IAEA: Iran moves centrifuge production underground

The building of a new subterranean workshop to make parts for uranium-enriching machines at the Islamic Republic’s Natanz nuclear facility was revealed by International Atomic Energy Agency Director Rafael Grossi.

By Erin Viner

The workshop has been set up in “one of the halls” at the Fuel Enrichment Plant (FEP), the United Nations Nuclear Watchdog chief said during a news conference yesterday. Other diplomatic sources say the plant is roughly three floors below ground.

Until now Iran had used the FEP only for enrichment at Natanz, the only facility permitted by the 2015 Joint Comprehensive Plan of Action (JCPOA) to produce enriched uranium, albeit limited to only first-generation IR-1 centrifuges that are significantly less efficient than Tehran’s more advanced models.

“They said that it is ready to operate,” IAEA Chief Inspector, Massimo Aparo, said of the complex.

Machines are now used at the site brought from a now-closed TESA Karaj Complex west of Tehran, that suffered what Iran says was a sabotage attack by Israel last June.

“Due to the terrorist operation against the TESA Karaj complex, we had to tighten security and relocate a significant part of the centrifuge machines to a safer location,” Iranian media cited Atomic Energy Organization of Iran Spokesman Behrouz Kamalvandi as saying.

He blamed the lack of attention shown by the IAEA for Israeli “vicious operations” against Iran’s nuclear facilities.

The IAEA informed its member states two weeks ago that Iran had moved the machines to Natanz without specifying where at the vast facility they were being placed.

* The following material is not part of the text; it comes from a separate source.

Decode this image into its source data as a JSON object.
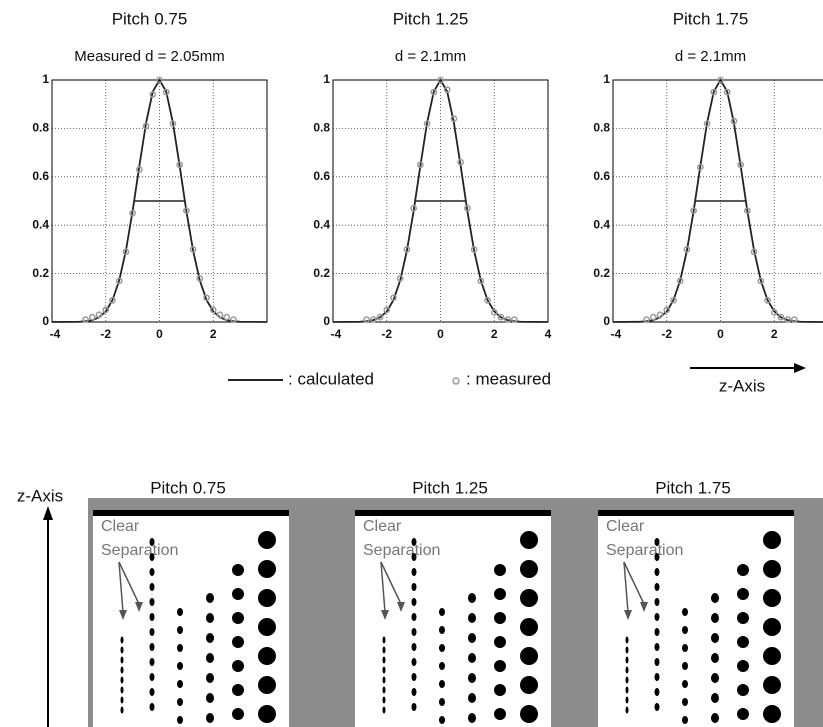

The latest moves by Iran come amid stalled negotiations with world powers in Austria aimed at reviving the 2015 Joint Comprehensive Plan of Action that former US President Donald Trump reneged on it 2018 over the belief that Tehran had violated the pact in pursuit of developing atomic bombs. .The Islamic Republic then breached various restrictions the deal imposed on its nuclear activities, like caps on the purity to which it enriches uranium, its stockpile of enriched material, and uranium enrichment at the FEP and other sites.

While the Vienna Talks appeared close to reaching an agreement last month, the negotiations stalled over last-minute demands from Moscow, as well as insistence by Tehran that Washington remove Iran’s Islamic Revolutionary Guard Corps (IRGC) from its Foreign Terrorist Organization (FTO) blacklist.

Israel has consistently warned that its arch-foe will try to secure a windfall in sanctions relief at the talks, without sufficiently rolling back its quest to obtain atomic bombs.

Iranian officials have repeatedly called for Israel’s annihilation.

Israel reserves the right to act to protect itselfIsraeli Prime Minister Naftali Bennett has stressed, including consideration of a  “Plan B” military strikes on Iranian nuclear facilities.